Quali indicazioni trarre dal PMI?

Giunti a questo livello di analisi, possiamo finalmente domandarci in che modo gli operatori sono in grado di interpretare l’indice PMI.

Come abbiamo già anticipato, quando un analista fondamentale esamina un aggiornamento statistico sul PMI, il livello-chiave che prenderà in considerazione è il già ricordato livello di 50. Una lettura di 50 o superiore è considerata come un’indicazione che l’industria (settore) sta espandendo: nel caso in cui il settore manifatturiero si espande, anche l’intera economia dovrebbe risultare in espansione. Insomma, sotto questo profilo analitico il PMI è considerato anche come un indicatore che può fornire utili indizi per i livelli del prodotto interno lordo a livello nazionale nel prossimo futuro. E non è un caso che molti economisti adegueranno le proprie previsioni del PIL, dopo aver letto gli esiti del rapporto PMI.

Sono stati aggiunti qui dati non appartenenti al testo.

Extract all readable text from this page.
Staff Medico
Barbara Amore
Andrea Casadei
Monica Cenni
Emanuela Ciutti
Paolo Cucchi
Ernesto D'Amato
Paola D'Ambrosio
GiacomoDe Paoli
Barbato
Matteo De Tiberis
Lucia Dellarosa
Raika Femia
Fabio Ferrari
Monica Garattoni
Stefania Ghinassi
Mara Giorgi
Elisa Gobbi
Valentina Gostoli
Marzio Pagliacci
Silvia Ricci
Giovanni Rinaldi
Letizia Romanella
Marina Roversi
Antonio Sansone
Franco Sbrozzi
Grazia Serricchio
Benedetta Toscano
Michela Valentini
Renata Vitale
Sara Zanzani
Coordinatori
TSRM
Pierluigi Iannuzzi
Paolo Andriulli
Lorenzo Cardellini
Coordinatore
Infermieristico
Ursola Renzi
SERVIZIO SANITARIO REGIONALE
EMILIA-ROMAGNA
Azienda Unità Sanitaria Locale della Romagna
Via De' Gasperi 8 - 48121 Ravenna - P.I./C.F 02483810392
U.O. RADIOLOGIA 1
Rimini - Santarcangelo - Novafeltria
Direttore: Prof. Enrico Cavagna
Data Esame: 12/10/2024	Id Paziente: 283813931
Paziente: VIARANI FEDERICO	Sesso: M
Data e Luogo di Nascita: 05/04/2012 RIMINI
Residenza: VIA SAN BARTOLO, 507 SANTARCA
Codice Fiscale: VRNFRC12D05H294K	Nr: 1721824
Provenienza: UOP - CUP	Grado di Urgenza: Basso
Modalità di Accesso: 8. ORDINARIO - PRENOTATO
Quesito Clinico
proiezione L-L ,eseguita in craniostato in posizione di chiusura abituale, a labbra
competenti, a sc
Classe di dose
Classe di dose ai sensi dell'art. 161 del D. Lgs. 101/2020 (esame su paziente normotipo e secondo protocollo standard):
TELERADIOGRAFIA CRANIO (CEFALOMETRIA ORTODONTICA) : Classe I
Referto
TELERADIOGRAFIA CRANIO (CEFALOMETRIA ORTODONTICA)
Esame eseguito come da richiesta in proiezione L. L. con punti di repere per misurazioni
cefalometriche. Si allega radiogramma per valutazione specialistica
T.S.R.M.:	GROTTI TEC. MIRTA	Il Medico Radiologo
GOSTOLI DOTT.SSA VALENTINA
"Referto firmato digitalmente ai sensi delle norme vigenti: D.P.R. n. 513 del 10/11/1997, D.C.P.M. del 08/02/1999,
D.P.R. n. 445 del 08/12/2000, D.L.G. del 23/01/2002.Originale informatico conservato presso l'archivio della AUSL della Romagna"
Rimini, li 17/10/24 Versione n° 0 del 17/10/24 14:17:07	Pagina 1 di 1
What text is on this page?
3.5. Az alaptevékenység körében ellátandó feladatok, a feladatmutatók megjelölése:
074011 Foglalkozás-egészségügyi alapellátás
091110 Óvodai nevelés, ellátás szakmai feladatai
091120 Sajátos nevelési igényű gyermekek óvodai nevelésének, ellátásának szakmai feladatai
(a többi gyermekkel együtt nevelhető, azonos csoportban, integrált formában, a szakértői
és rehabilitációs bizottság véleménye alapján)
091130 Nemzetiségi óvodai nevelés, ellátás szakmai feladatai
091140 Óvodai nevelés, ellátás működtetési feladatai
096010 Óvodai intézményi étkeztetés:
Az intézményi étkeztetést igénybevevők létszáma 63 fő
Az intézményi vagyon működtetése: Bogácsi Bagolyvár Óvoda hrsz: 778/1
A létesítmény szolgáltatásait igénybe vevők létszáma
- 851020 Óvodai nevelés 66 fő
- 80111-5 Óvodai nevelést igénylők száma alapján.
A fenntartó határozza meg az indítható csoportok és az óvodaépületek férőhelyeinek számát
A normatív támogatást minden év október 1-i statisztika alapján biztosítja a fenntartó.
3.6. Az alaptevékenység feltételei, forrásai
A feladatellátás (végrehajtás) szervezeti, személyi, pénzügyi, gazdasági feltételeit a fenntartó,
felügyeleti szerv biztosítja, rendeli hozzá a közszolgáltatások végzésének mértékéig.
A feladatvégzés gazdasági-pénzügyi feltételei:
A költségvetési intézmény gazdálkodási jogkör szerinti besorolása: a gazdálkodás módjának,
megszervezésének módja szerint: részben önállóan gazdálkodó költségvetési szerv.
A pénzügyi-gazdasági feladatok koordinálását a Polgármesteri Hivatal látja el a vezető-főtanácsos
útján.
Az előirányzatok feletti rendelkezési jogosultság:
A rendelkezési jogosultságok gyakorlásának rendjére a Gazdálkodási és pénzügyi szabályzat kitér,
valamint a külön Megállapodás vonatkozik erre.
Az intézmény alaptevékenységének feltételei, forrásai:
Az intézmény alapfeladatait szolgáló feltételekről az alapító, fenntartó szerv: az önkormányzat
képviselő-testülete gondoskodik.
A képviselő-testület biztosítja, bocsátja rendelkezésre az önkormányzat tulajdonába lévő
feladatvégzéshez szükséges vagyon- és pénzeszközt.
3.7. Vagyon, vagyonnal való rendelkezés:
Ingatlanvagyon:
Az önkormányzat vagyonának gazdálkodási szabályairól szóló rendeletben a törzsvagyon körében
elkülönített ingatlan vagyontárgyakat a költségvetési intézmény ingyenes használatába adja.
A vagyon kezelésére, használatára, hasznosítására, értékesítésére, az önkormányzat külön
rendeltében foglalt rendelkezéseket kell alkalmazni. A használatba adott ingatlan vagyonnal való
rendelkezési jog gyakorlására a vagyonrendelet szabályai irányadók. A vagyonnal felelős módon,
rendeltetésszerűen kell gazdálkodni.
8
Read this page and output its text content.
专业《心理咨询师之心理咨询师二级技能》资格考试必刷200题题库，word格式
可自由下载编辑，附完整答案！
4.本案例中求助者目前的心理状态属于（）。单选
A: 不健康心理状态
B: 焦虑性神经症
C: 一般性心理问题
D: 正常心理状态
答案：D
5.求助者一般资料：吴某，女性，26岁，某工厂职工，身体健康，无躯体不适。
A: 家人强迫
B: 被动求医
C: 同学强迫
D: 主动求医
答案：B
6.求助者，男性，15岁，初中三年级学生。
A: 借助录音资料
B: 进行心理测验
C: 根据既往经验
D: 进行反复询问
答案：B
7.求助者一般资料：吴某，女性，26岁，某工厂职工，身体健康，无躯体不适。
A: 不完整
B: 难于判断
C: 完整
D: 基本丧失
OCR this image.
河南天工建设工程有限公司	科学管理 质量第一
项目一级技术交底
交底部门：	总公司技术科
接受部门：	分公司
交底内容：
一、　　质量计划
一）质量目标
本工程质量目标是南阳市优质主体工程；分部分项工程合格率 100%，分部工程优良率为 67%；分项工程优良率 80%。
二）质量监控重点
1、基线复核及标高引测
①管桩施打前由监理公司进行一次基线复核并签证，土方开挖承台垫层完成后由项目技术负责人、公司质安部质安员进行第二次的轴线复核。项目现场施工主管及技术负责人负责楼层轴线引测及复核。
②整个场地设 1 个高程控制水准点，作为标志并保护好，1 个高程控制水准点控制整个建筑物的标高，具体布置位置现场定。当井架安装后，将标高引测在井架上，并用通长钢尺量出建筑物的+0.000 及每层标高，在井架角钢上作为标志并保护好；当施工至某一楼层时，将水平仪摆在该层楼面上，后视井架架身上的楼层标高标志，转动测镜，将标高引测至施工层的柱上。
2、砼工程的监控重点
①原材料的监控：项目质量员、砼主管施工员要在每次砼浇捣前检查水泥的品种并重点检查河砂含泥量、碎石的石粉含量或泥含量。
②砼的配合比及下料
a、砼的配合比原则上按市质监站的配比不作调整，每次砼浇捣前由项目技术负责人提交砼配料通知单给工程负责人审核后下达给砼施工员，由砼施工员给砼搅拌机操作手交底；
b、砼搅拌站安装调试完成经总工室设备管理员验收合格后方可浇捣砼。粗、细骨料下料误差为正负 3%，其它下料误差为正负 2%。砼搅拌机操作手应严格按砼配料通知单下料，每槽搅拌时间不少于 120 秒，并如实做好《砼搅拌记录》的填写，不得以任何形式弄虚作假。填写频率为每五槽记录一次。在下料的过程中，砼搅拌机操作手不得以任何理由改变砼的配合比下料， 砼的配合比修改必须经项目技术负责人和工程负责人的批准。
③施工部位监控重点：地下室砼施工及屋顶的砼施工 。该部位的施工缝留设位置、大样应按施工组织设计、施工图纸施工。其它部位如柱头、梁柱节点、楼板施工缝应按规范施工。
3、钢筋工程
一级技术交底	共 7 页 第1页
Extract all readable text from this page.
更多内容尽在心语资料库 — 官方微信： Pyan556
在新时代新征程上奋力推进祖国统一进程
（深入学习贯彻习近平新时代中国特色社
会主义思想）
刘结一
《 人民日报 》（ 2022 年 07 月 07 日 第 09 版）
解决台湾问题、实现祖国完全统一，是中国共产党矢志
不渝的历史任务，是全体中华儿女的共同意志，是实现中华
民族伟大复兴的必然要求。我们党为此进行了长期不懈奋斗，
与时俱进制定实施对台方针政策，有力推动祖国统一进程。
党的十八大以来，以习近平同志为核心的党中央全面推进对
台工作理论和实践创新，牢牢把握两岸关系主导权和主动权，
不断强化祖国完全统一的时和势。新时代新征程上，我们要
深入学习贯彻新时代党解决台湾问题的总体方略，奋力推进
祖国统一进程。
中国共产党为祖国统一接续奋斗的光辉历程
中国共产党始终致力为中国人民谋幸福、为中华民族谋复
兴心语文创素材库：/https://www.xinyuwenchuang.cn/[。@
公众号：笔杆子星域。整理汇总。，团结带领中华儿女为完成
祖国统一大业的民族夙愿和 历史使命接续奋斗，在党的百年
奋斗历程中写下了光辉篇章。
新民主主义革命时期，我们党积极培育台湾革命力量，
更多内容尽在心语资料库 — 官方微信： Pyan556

Un’altra soglia che gli analisti guardano con particolare attenzione è 42. Se un PMI mostra una lettura superiore a 42 in maniera protratta nel tempo, infatti, l’indicatore fornirà un valore particolarmente indicativo per l’espansione economica. I diversi valori compresi tra 42 e 50 suggeriscono dunque quanto sia forte questa espansione: più è vicina a 50 e maggiore sarà l’incoraggiamento su questo fronte. Se la lettura PMI scende al di sotto di 42, significa che la recessione potrebbe essere all’orizzonte (ovviamente, l’indicatore dovrà essere analizzato unitamente ad altri valori di riferimento).

Un altro aspetto che occorre cercare di analizzare è anche il modo con cui l’indice PMI si sta evolvendo, mese dopo mese. Per certi versi, è proprio questo aspetto il fattore che determina maggiormente l’influenza sul mercato valutario: se infatti un report sul PMI dichiara un valore di 50,5 durante questo mese (e, dunque, manifesta un’attività settoriale in espansione, essendo superiore alla soglia di 50), ma un mese fa l’indicatore aveva raggiunto un valore di 55 punti, il trend non sarà inteso favorevolmente dagli operatori di mercato, che sottolineeranno come le prestazioni del PMI siano state decrescenti.

Insomma, anche in questo caso val la pena cercare di addentrarsi più in profondità nell’analisi del dato. Evitate dunque di fermarvi al dato di sintesi, e valutate con attenzione quali siano i risvolti dietro l’osservazione pubblicata.